72  

Зато Меррик на фотографиях была такой же, какой появилась впервые у наших дверей. Уже в десять лет в ней можно было разглядеть будущую красавицу. Она выглядела спокойной и скромной, тогда как обе другие, похоже, не давали прохода Мэтью. Во всяком случае, перед объективом они с радостными улыбками сжимали его в объятиях. Меррик почти на всех фотографиях была серьезной и, как правило, одна.

Разумеется, Мэтью запечатлел и джунгли, куда проникли путешественники, и даже сумел сделать несколько снимков – увы, некачественных – таинственной наскальной живописи, которая, на мой непросвещенный взгляд, не относилась ни к цивилизации ольмеков, ни к цивилизации майя. Впрочем, я мог ошибиться. Что же до точного маршрута, Мэтью намеренно не указал его, использовав такие термины, как «Первая деревня» и «Вторая деревня».

Принимая во внимание отсутствие досконального описания маршрута экспедиции и плохое качество снимков, нетрудно понять, почему археологи не заинтересовались открытиями Мэтью.

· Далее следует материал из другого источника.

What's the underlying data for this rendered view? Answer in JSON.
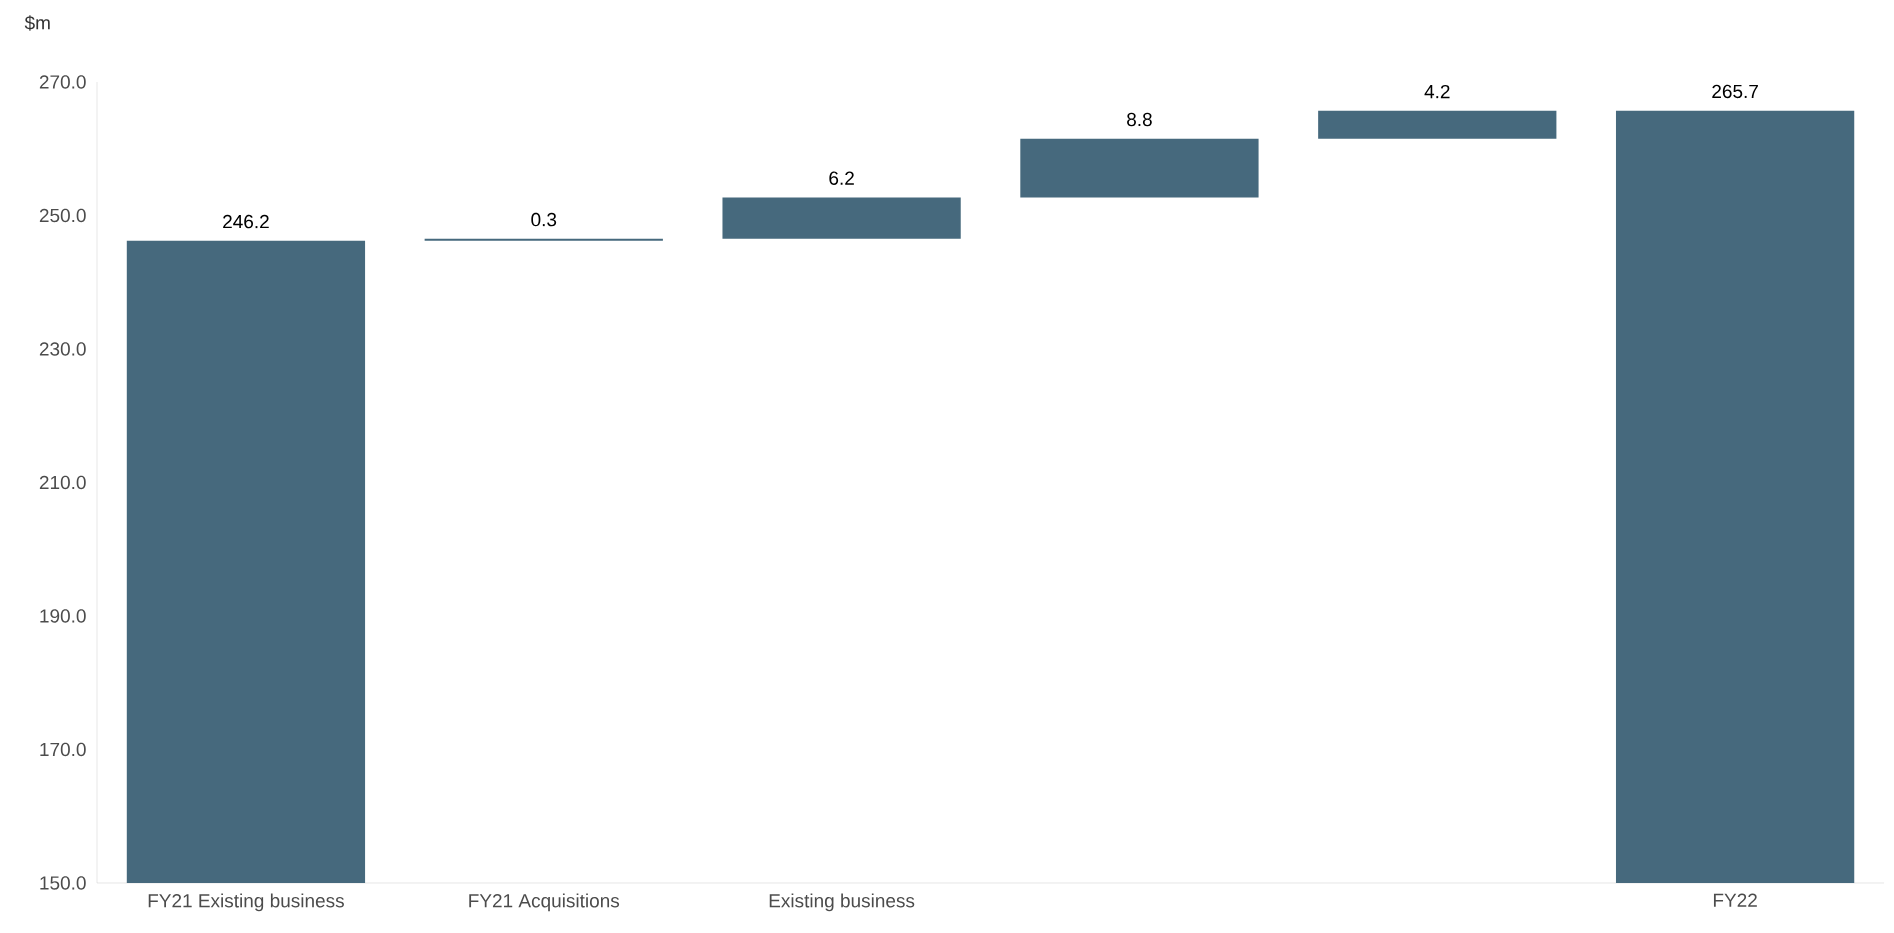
{
  "chart_data": {
    "type": "bar",
    "ylabel": "$m",
    "categories": [
      "FY21 Existing business",
      "FY21 Acquisitions",
      "Existing business",
      null,
      null,
      "FY22"
    ],
    "values": [
      246.2,
      0.3,
      6.2,
      8.8,
      4.2,
      265.7
    ],
    "base": [
      null,
      246.2,
      246.5,
      252.7,
      261.5,
      null
    ],
    "color": "#46697d",
    "ylim": [
      150,
      270
    ],
    "yticks": [
      {
        "value": 150,
        "label": "150.0"
      },
      {
        "value": 170,
        "label": "170.0"
      },
      {
        "value": 190,
        "label": "190.0"
      },
      {
        "value": 210,
        "label": "210.0"
      },
      {
        "value": 230,
        "label": "230.0"
      },
      {
        "value": 250,
        "label": "250.0"
      },
      {
        "value": 270,
        "label": "270.0"
      }
    ],
    "data_labels": true,
    "grid": false
  }
}
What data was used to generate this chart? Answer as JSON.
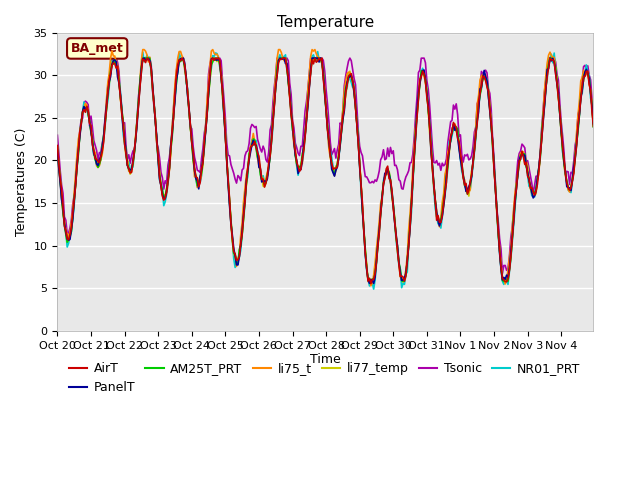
{
  "title": "Temperature",
  "ylabel": "Temperatures (C)",
  "xlabel": "Time",
  "ylim": [
    0,
    35
  ],
  "yticks": [
    0,
    5,
    10,
    15,
    20,
    25,
    30,
    35
  ],
  "xtick_labels": [
    "Oct 20",
    "Oct 21",
    "Oct 22",
    "Oct 23",
    "Oct 24",
    "Oct 25",
    "Oct 26",
    "Oct 27",
    "Oct 28",
    "Oct 29",
    "Oct 30",
    "Oct 31",
    "Nov 1",
    "Nov 2",
    "Nov 3",
    "Nov 4"
  ],
  "annotation_text": "BA_met",
  "annotation_color": "#800000",
  "annotation_bg": "#FFFFCC",
  "colors": {
    "AirT": "#CC0000",
    "PanelT": "#000099",
    "AM25T_PRT": "#00CC00",
    "li75_t": "#FF8800",
    "li77_temp": "#CCCC00",
    "Tsonic": "#AA00AA",
    "NR01_PRT": "#00CCCC"
  },
  "fig_bg": "#FFFFFF",
  "plot_bg": "#E8E8E8",
  "grid_color": "#FFFFFF",
  "title_fontsize": 11,
  "label_fontsize": 9,
  "tick_fontsize": 8,
  "legend_fontsize": 9,
  "linewidth": 1.2
}
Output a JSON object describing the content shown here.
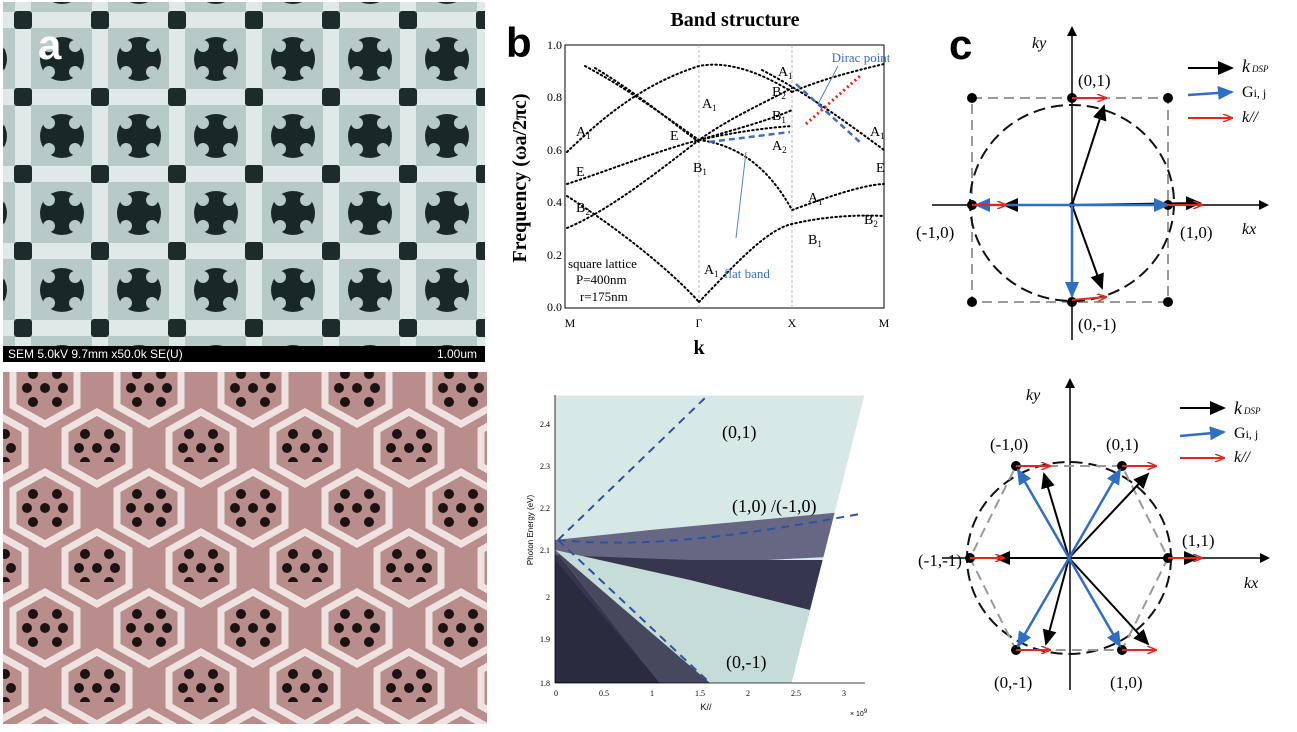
{
  "panel_labels": {
    "a": "a",
    "b": "b",
    "c": "c"
  },
  "sem": {
    "info": "SEM 5.0kV 9.7mm x50.0k SE(U)",
    "scale": "1.00um"
  },
  "band": {
    "title": "Band structure",
    "ylabel": "Frequency (ωa/2πc)",
    "xlabel": "k",
    "yticks": [
      "1.0",
      "0.8",
      "0.6",
      "0.4",
      "0.2",
      "0.0"
    ],
    "xticks": [
      "M",
      "Γ",
      "X",
      "M"
    ],
    "lattice": [
      "square lattice",
      "P=400nm",
      "r=175nm"
    ],
    "dirac": "Dirac point",
    "flat": "flat band",
    "mode_labels": {
      "a1_left": "A",
      "e_left": "E",
      "b2_left": "B",
      "a1_mid": "A",
      "e_mid": "E",
      "b1_mid": "B",
      "a2_mid": "A",
      "a1_low": "A",
      "a1_top": "A",
      "b2_top": "B",
      "b1_top": "B",
      "a1_right": "A",
      "e_right": "E",
      "a1_x": "A",
      "b1_x": "B",
      "b2_right": "B",
      "sub1": "1",
      "sub2": "2"
    }
  },
  "dispersion": {
    "ylabel": "Photon Energy (eV)",
    "xlabel": "K//",
    "xexp": "× 10",
    "xexp_pow": "9",
    "yticks": [
      "2.4",
      "2.3",
      "2.2",
      "2.1",
      "2",
      "1.9",
      "1.8"
    ],
    "xticks": [
      "0",
      "0.5",
      "1",
      "1.5",
      "2",
      "2.5",
      "3"
    ],
    "labels": {
      "up": "(0,1)",
      "mid": "(1,0) /(-1,0)",
      "down": "(0,-1)"
    }
  },
  "square_diagram": {
    "ky": "ky",
    "kx": "kx",
    "p01": "(0,1)",
    "p10": "(1,0)",
    "pm10": "(-1,0)",
    "p0m1": "(0,-1)",
    "legend": {
      "kdsp": "k",
      "kdsp_sub": "DSP",
      "g": "G",
      "g_sub": "i, j",
      "kpar": "k//"
    },
    "colors": {
      "kdsp": "#000000",
      "g": "#2e6fc4",
      "kpar": "#e0281c"
    }
  },
  "hex_diagram": {
    "ky": "ky",
    "kx": "kx",
    "pm10": "(-1,0)",
    "p01": "(0,1)",
    "pm1m1": "(-1,-1)",
    "p11": "(1,1)",
    "p0m1": "(0,-1)",
    "p10": "(1,0)",
    "legend": {
      "kdsp": "k",
      "kdsp_sub": "DSP",
      "g": "G",
      "g_sub": "i, j",
      "kpar": "k//"
    }
  }
}
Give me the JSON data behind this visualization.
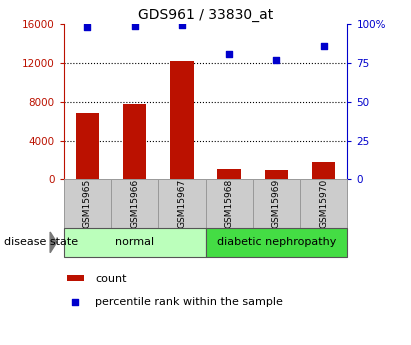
{
  "title": "GDS961 / 33830_at",
  "samples": [
    "GSM15965",
    "GSM15966",
    "GSM15967",
    "GSM15968",
    "GSM15969",
    "GSM15970"
  ],
  "bar_values": [
    6800,
    7800,
    12200,
    1100,
    950,
    1800
  ],
  "scatter_values_pct": [
    98,
    99,
    99.5,
    81,
    77,
    86
  ],
  "bar_color": "#bb1100",
  "scatter_color": "#0000cc",
  "ylim_left": [
    0,
    16000
  ],
  "ylim_right": [
    0,
    100
  ],
  "left_yticks": [
    0,
    4000,
    8000,
    12000,
    16000
  ],
  "right_yticks": [
    0,
    25,
    50,
    75,
    100
  ],
  "right_yticklabels": [
    "0",
    "25",
    "50",
    "75",
    "100%"
  ],
  "groups": [
    {
      "label": "normal",
      "count": 3,
      "color": "#bbffbb"
    },
    {
      "label": "diabetic nephropathy",
      "count": 3,
      "color": "#44dd44"
    }
  ],
  "disease_state_label": "disease state",
  "legend_bar_label": "count",
  "legend_scatter_label": "percentile rank within the sample",
  "tick_bg_color": "#cccccc",
  "grid_color": "black",
  "grid_linestyle": "dotted",
  "grid_linewidth": 0.8,
  "bar_width": 0.5
}
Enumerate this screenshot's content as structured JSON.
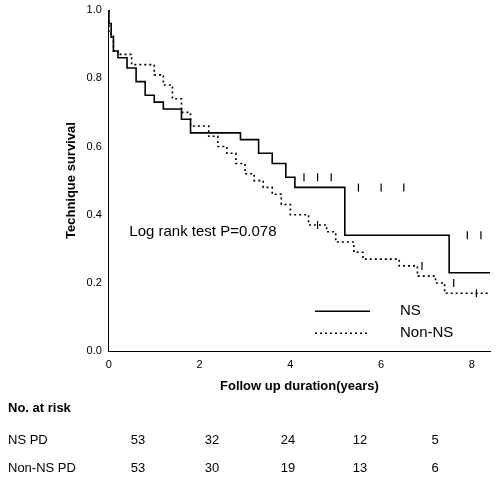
{
  "chart_data": {
    "type": "line",
    "x_label": "Follow up duration(years)",
    "y_label": "Technique survival",
    "annotation": "Log rank test P=0.078",
    "xlim": [
      0,
      8.4
    ],
    "xticks": [
      0,
      2,
      4,
      6,
      8
    ],
    "ylim": [
      0,
      1
    ],
    "yticks": [
      {
        "value": 0,
        "label": "0.0"
      },
      0.2,
      0.4,
      0.6,
      0.8,
      {
        "value": 1,
        "label": "1.0"
      }
    ],
    "grid": false,
    "legend": "lower right",
    "series": [
      {
        "name": "NS",
        "color": "#000000",
        "line_style": "solid",
        "marker": "|",
        "x": [
          0,
          0.05,
          0.1,
          0.2,
          0.4,
          0.6,
          0.8,
          1.0,
          1.2,
          1.6,
          1.8,
          2.9,
          3.3,
          3.6,
          3.9,
          4.1,
          5.2,
          7.5,
          8.3,
          8.4
        ],
        "values": [
          1,
          0.96,
          0.92,
          0.88,
          0.86,
          0.83,
          0.79,
          0.75,
          0.73,
          0.71,
          0.68,
          0.64,
          0.62,
          0.58,
          0.55,
          0.51,
          0.48,
          0.34,
          0.23,
          0.23
        ],
        "censored": [
          [
            4.3,
            0.51
          ],
          [
            4.6,
            0.51
          ],
          [
            4.9,
            0.51
          ],
          [
            5.5,
            0.48
          ],
          [
            6.0,
            0.48
          ],
          [
            6.5,
            0.48
          ],
          [
            7.9,
            0.34
          ],
          [
            8.2,
            0.34
          ]
        ]
      },
      {
        "name": "Non-NS",
        "color": "#000000",
        "line_style": "dotted",
        "marker": "|",
        "x": [
          0,
          0.1,
          0.2,
          0.5,
          1.0,
          1.2,
          1.4,
          1.6,
          1.8,
          2.2,
          2.4,
          2.6,
          2.8,
          3.0,
          3.2,
          3.4,
          3.6,
          3.8,
          4.0,
          4.4,
          4.8,
          5.0,
          5.4,
          5.6,
          6.4,
          6.8,
          7.2,
          7.4,
          7.8,
          8.4
        ],
        "values": [
          1,
          0.93,
          0.88,
          0.87,
          0.84,
          0.81,
          0.78,
          0.74,
          0.7,
          0.66,
          0.63,
          0.6,
          0.58,
          0.55,
          0.52,
          0.5,
          0.48,
          0.46,
          0.43,
          0.4,
          0.37,
          0.35,
          0.32,
          0.29,
          0.27,
          0.25,
          0.22,
          0.2,
          0.17,
          0.17
        ],
        "censored": [
          [
            4.6,
            0.37
          ],
          [
            6.9,
            0.25
          ],
          [
            7.6,
            0.2
          ],
          [
            8.1,
            0.17
          ]
        ]
      }
    ],
    "risk_table": {
      "title": "No. at risk",
      "rows": [
        {
          "label": "NS PD",
          "values": [
            53,
            32,
            24,
            12,
            5
          ]
        },
        {
          "label": "Non-NS PD",
          "values": [
            53,
            30,
            19,
            13,
            6
          ]
        }
      ]
    }
  }
}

Заручившись согласием Меррик, мы, соблюдая секретность, увеличили все мало-мальски ценные снимки. Однако качество оригиналов не позволило получить конкретные сведения, достаточные для совершения путешествия по следам экспедиции. Но в одном я был абсолютно уверен: пещера находилась не в Мексике, хотя, возможно, начать поиски следовало именно с этой страны и прежде всего посетить Мехико.

Да, в нашем распоряжении имелась карта, нетвердой рукой выполненная черными чернилами на обычном листе пергамента, но она представляла собой только схему с пометками «Город» и уже упомянутыми «Первая деревня» и «Вторая деревня». Не было указано ни одного названия. Поскольку пергамент успел сильно обтрепаться по краям, мы ради сохранности скопировали карту, но назвать ее большим подспорьем я бы не отважился.

А читать полные энтузиазма письма Мэтью, которые он отослал домой, было больно.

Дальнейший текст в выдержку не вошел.